Is your child ready to learn to write letters? This is a question that not enough daycares, preschools, and kindergarten classes are asking. Instead, they are jumping into teaching letter writing to younger and younger kids. But the truth is, there is a developmental path to writing. When we start teaching writing to children so young, we ignore their natural, developmentally appropriate path. This often causes them to develop bad habits and poor handwriting.
Starting on the journey
At around 18 months old most toddlers discover crayons. They grip them in a fist—also called a fisted grasp—and scribble with big motions that involve moving the whole arm. Parents are often thrilled until they discover their child has scribbled on everything they own. Children this age scribble for the pure joy of making marks on things. They are not concerned about the finished product of their “art.”
There are actually better ways to encourage them to develop fine motor control than giving them crayons, which they aren’t ready to use. Almost all age-appropriate toys that a child can interact with at this age will help develop motor control that they need. A spoon is a more important thing to learn to grasp and manipulate than a crayon for children this age.
Building Control
Around age 2-2 ½ children start to experiment more with how to hold the crayon. They work on a palmar grasp—putting their fingers on the crayon, but keeping their wrist up and making slightly more controlled strokes. They may be able to imitate making a line and scribbling in circles.
Children this age need to continue to build their finger control and hand strength. Activities like playing with small cars and blocks are good for this. And activities like finger painting help them learn to use just one finger at a time, which prepares them for a more mature grasp.
At ages 3 to 4, children develop a five-fingered grasp. In this grasp, the child puts their thumb and all their fingertips on the crayon or pencil. Having so many fingertips on the crayon gives the child more control of the crayon. At this stage, the child may be able to imitate making more controlled vertical and horizontal lines and may be able to draw a circle. They may make art with intention and attempt to draw simple people and objects when encouraged.
If you introduce handwriting at this stage, the child may become fixed on this grasp pattern and not be able to transition to the more mature tripod grasp. To help them develop a more mature grip, encourage them to paint, especially on upright surfaces like an easel.
Developing a Mature Grasp
Around age 5-6, children are ready to develop a mature grasp that they will use for writing. Generally, we encourage them to use a tripod grasp, placing the thumb and first 2 fingers on the pencil. The ring and pinky fingers curl in and rest on the paper with the wrist. There are other mature gasps, but the tripod is the one most often taught. Giving children very short crayons, chalk or rock crayons that are not big enough to place all 4 fingers on can be used to encourage this mature grasp pattern and strengthen the fingers.
This child is able to copy drawing a triangle and a square when shown how and can repeat that skill. They should be able to color with control, cut with scissors, and draw pictures of things that are recognizable instead of the scribbles of earlier stages. The child who can do all of these things is usually ready to start to learn to write letters and numbers.
Patience and Practice
It is important to realize that these skills may start to emerge at age 5, but many children don’t have them until age 6 or 7. Despite this, schools push children to write in grammatically correct sentences at 5, when they should instead be teaching handwriting in a very slow and steady way. If we teach handwriting when children are ready and don’t rush them, they can develop good handwriting habits they will have for the rest of their lives.
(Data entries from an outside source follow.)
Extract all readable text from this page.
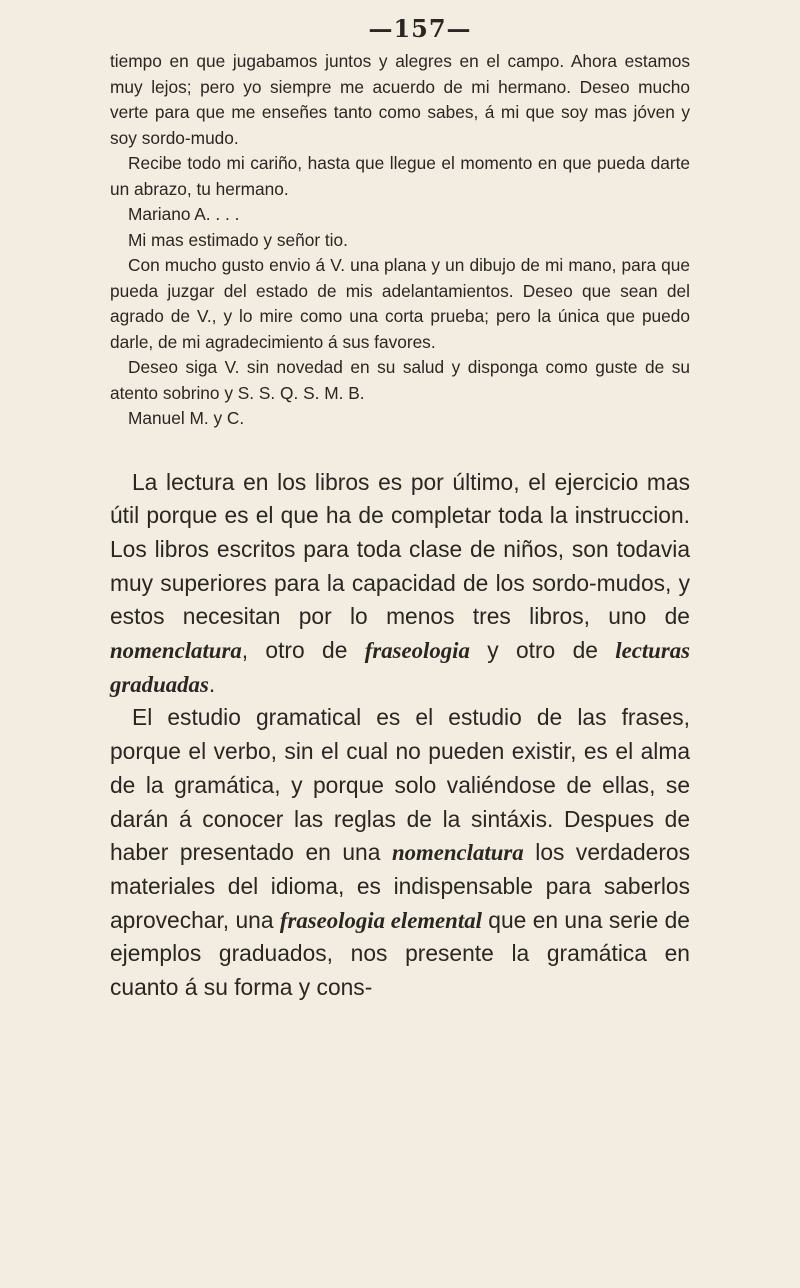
—157—

tiempo en que jugabamos juntos y alegres en el campo. Ahora estamos muy lejos; pero yo siempre me acuerdo de mi hermano. Deseo mucho verte para que me enseñes tanto como sabes, á mi que soy mas jóven y soy sordo-mudo.

Recibe todo mi cariño, hasta que llegue el momento en que pueda darte un abrazo, tu hermano.

Mariano A. . . .

Mi mas estimado y señor tio.

Con mucho gusto envio á V. una plana y un dibujo de mi mano, para que pueda juzgar del estado de mis adelantamientos. Deseo que sean del agrado de V., y lo mire como una corta prueba; pero la única que puedo darle, de mi agradecimiento á sus favores.

Deseo siga V. sin novedad en su salud y disponga como guste de su atento sobrino y S. S. Q. S. M. B.

Manuel M. y C.

La lectura en los libros es por último, el ejercicio mas útil porque es el que ha de completar toda la instruccion. Los libros escritos para toda clase de niños, son todavia muy superiores para la capacidad de los sordo-mudos, y estos necesitan por lo menos tres libros, uno de nomenclatura, otro de fraseologia y otro de lecturas graduadas.

El estudio gramatical es el estudio de las frases, porque el verbo, sin el cual no pueden existir, es el alma de la gramática, y porque solo valiéndose de ellas, se darán á conocer las reglas de la sintáxis. Despues de haber presentado en una nomenclatura los verdaderos materiales del idioma, es indispensable para saberlos aprovechar, una fraseologia elemental que en una serie de ejemplos graduados, nos presente la gramática en cuanto á su forma y cons-
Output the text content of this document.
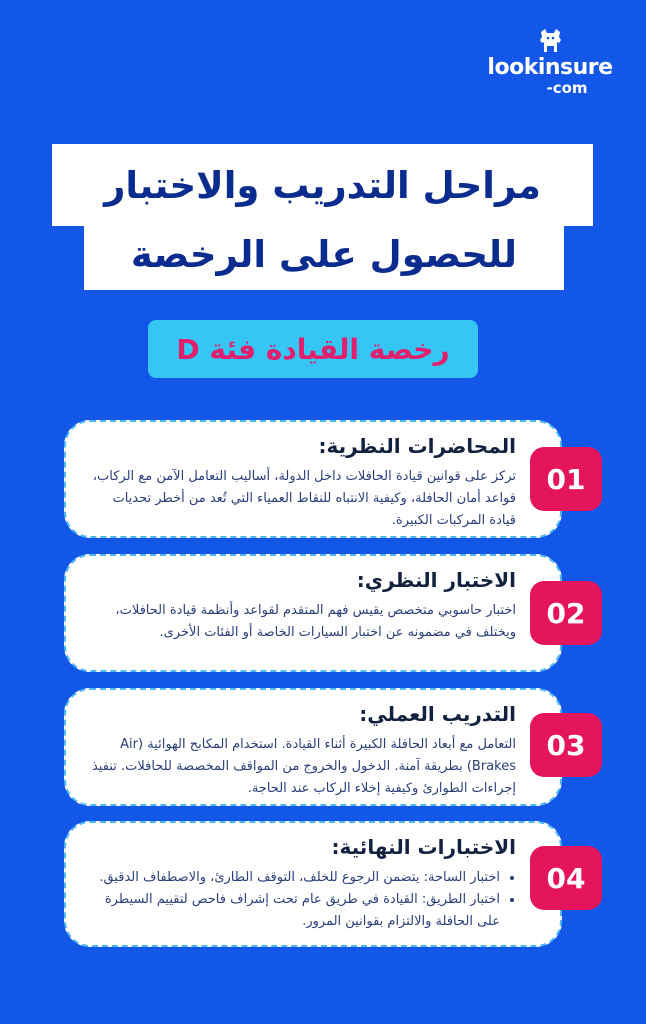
lookinsure
-com
مراحل التدريب والاختبار
للحصول على الرخصة
رخصة القيادة فئة D
المحاضرات النظرية:
تركز على قوانين قيادة الحافلات داخل الدولة، أساليب التعامل الآمن مع الركاب، قواعد أمان الحافلة، وكيفية الانتباه للنقاط العمياء التي تُعد من أخطر تحديات قيادة المركبات الكبيرة.
01
الاختبار النظري:
اختبار حاسوبي متخصص يقيس فهم المتقدم لقواعد وأنظمة قيادة الحافلات، ويختلف في مضمونه عن اختبار السيارات الخاصة أو الفئات الأخرى.
02
التدريب العملي:
التعامل مع أبعاد الحافلة الكبيرة أثناء القيادة. استخدام المكابح الهوائية (Air Brakes) بطريقة آمنة. الدخول والخروج من المواقف المخصصة للحافلات. تنفيذ إجراءات الطوارئ وكيفية إخلاء الركاب عند الحاجة.
03
الاختبارات النهائية:
• اختبار الساحة: يتضمن الرجوع للخلف، التوقف الطارئ، والاصطفاف الدقيق.
• اختبار الطريق: القيادة في طريق عام تحت إشراف فاحص لتقييم السيطرة على الحافلة والالتزام بقوانين المرور.
04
Children continue to develop fine motor control, grasp, and the skills needed for good handwriting for several more years. This is why schools used to wait to teach cursive writing until children were 8, 9, or 10 years old. By that age, the child has developed the hand-eye coordination needed for learning this more mature form of writing. Learning cursive also marked a step towards asking the child to write longer sentences and passages that they were not asked to do before.
In prior generations, “penmanship” was taught up until high school as students practiced their handwriting and kept improving it. This is why your grandmother has beautiful handwriting. It was a skill that she was not only taught but encouraged to practice.
Trusting The Process
Some children move through these stages more quickly and some more slowly. The age ranges above are rather long because these skills emerge differently in each child. If you are homeschooling and can set your own pace for teaching writing, it is important to allow your child’s development to come first and to teach writing when they are ready.
Many children also benefit from being taught to write slowly. Teaching each letter, one by one, so that children develop good handwriting habits is time well invested. All too often, children are instructed to start writing before they understand how to form letters. This leads to drawing the letters instead of writing them while using a strange grasp.
Children with developmental delays generally go through these stages much more slowly. They do still progress through the stages, given time and encouragement. Writing for them may take place much later. But if we keep in mind the stages they need to go through, they can get there too. Giving them plenty of opportunities to develop their grasp and hand strength will help them to eventually be able to write as well as their peers.
It is my dream that someday we have schools and daycares that follow child development. Schools that help our kids go through these stages appropriately. Instead of asking 3 and 4-year-olds to write, my hope is that they help children develop good gross and fine motor control—with activities like painting and using play dough—and leave the writing for when they are older.